Sulla stessa linea Claudio Lamperti, vicepresidente di Anitec: “Il decreto del ministero dei Beni e delle Attività Culturali per la ridefinizione delle tariffe sull’equo compenso per copia privata prevede un gettito superiore di 2,5 volte quello del 2013, e ciò rappresenta un aumento ingiustificato, che non tiene conto delle mutate abitudini dei consumatori, né dell’evoluzione delle tecnologie. Le tariffe su smartphone e tablet diventano così le più alte d’Europa e viene introdotto il compenso sulle Tv con capacità di registrazione, caso unico in tutta l’Unione Europea”.

“L’indagine commissionata dall’allora ministro Bray – aggiunge Lamperti durante lo stesso convegno – conferma che il fenomeno della creazione di una copia privata è quasi azzerato: il 70% del campione intervistato ha dichiarato di scegliere la fruizione in streaming dei contenuti. Solo il 13,5% della popolazione intervistata ricorre sistematicamente alla copia privata”. “La natura del compenso per copia privata dovrebbe rappresentare un contributo marginale per il bilancio di una collecting society, ma nel caso della Siae si arriva al 23% – conclude Lamperti – non è più un compenso ma un sussidio a questo punto e per questo il decreto attuale va a nostro avviso revocato. Un’anomalia non meno rilevante, poi, è la previsione del compenso per copia privata sulle smart tv, dove l’eventuale registrazione può essere vista solo sul dispositivo stesso.

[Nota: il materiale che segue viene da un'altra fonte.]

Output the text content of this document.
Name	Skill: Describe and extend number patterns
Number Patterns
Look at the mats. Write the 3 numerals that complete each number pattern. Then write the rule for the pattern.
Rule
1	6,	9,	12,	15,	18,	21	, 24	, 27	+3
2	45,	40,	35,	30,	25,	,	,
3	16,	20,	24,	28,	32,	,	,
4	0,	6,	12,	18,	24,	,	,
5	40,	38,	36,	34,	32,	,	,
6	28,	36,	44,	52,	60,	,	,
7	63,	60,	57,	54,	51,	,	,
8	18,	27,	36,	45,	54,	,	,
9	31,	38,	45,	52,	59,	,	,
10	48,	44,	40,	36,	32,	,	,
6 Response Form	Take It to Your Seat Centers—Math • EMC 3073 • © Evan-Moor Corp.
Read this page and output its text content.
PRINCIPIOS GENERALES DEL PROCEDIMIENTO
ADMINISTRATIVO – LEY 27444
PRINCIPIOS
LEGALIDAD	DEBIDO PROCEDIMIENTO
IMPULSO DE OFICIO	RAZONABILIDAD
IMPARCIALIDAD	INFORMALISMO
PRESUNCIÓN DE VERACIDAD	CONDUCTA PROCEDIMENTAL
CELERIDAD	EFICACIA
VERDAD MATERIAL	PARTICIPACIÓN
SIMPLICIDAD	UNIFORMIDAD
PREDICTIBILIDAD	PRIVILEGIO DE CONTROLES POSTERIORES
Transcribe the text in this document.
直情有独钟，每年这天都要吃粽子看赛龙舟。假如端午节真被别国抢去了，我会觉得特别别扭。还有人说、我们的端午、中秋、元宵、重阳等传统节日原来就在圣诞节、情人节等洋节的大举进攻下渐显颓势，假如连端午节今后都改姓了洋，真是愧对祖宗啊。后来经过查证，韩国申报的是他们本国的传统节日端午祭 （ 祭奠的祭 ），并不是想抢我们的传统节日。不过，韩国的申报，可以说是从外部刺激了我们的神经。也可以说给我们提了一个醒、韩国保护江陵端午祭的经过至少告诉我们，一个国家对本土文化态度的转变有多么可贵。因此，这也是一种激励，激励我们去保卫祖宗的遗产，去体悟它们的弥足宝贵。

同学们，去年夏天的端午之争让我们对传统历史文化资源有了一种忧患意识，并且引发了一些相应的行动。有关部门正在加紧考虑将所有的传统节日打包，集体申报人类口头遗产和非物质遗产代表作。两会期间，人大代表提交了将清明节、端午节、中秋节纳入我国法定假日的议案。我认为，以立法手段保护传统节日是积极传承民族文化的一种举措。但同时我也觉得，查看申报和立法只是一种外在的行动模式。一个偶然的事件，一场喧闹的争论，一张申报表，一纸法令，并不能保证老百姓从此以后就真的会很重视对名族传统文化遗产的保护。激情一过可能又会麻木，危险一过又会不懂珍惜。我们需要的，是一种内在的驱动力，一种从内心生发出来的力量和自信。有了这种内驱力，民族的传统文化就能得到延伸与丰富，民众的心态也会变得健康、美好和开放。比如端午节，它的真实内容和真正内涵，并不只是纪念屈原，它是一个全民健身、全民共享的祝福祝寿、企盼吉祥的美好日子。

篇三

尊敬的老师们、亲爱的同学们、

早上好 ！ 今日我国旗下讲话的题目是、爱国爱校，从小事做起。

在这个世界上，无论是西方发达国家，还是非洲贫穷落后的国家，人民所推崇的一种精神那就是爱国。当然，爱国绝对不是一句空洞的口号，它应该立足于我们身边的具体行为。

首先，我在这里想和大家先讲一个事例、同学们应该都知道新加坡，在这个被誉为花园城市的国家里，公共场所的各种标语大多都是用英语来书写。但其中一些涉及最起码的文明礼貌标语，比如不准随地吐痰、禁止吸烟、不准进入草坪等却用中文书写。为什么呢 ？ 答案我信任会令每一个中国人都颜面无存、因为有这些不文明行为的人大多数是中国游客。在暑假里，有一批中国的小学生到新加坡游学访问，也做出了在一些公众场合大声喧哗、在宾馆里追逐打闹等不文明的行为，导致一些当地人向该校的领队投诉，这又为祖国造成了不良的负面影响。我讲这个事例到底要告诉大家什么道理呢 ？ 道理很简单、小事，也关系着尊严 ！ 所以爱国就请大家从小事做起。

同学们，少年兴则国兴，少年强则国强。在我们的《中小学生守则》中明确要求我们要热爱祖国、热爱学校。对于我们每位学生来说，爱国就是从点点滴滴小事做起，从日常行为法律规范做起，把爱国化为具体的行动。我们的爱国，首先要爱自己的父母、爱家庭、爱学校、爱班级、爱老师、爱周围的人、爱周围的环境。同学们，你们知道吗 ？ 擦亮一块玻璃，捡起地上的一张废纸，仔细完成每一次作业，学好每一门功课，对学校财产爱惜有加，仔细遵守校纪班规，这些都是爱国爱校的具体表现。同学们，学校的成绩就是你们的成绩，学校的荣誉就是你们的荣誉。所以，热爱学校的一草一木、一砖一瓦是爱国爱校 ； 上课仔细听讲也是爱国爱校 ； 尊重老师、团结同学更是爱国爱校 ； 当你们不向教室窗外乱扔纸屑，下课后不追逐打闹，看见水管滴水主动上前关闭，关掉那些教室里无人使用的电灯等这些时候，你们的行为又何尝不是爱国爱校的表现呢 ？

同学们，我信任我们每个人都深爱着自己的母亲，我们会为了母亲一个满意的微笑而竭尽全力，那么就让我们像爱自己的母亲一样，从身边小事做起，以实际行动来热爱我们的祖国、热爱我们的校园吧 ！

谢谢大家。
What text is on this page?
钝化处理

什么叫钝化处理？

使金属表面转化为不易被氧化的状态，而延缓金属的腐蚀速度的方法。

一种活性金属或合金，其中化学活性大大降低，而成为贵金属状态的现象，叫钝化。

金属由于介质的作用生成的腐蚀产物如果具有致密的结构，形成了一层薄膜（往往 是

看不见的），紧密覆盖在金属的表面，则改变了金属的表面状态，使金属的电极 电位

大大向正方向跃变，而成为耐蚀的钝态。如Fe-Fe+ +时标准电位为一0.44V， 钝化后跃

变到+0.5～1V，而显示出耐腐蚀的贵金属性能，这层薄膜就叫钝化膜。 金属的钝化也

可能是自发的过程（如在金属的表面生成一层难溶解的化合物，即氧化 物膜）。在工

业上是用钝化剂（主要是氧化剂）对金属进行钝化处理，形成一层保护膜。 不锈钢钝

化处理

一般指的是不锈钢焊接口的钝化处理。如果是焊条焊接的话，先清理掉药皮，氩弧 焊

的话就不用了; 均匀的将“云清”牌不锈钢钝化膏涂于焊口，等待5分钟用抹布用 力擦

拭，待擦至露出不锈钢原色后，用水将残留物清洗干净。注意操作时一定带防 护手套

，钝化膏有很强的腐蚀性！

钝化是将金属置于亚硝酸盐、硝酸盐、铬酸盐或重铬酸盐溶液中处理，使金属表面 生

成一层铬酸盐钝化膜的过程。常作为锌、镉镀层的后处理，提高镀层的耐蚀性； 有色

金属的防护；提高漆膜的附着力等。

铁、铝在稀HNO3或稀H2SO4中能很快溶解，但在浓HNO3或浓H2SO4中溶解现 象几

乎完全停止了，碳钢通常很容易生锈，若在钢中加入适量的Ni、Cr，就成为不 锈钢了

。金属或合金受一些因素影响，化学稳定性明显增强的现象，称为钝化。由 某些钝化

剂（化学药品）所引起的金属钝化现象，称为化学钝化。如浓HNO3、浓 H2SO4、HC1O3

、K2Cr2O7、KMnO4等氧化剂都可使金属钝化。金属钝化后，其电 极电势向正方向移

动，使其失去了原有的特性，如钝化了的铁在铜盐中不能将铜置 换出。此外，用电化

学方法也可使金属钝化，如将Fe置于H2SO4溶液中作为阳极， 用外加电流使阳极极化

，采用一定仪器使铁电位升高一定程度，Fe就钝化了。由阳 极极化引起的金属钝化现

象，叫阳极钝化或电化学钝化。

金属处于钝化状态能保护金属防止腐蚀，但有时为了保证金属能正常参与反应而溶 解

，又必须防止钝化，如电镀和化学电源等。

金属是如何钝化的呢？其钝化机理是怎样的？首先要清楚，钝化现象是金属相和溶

Si può realmente parlare di una copia privata anche in questo caso?”.

Contro le norme sull’equo compenso varate dal Mibac si è espresso anche Irena Bednarich, presidente del policy group sull’economia digitale di Digitaleurope: “Sul decreto per l’equo compenso su copia privata il governo si contraddice da solo, ha fatto uno studio dove dice che lo streaming è sempre più usato e quindi i compensi dovrebbero andare giù, mentre invece vengono triplicati. Il governo ignora l’evidenza raccolta dal governo stesso”. Bednarich tra l’altro precisa che il decreto andrebbe contro la direttiva europea, che stabilisce che “l’equo compenso deve essere pagato solo nel momento in cui c’è un danno sofferto da chi detiene i diritti. Se la copia privata rimpiazza delle vendite alternative o è in aggiunta di un originale, scatta la necessità di compensi. Il problema è che abbiamo esteso l’equo compenso ad ogni tipo di utilizzo dei contenuti violando la norma comunitaria. Ad esempio – aggiunge – nello streaming non si fanno delle copie private ma malgrado questo ti chiedono di pagare un compenso perchè è diventata una fonte di introiti non giustificata”. “Noi stiamo passando da una proprietà del contenuto, come il cd fisico, ad altri tipi di fruizione, come lo streaming – ha concluso Bednarich, Quest’ultimo viene pagato con le licenze e quindi non c’è bisogno di fare ricorso alla copia privata perchè non c’è una copia materiale”.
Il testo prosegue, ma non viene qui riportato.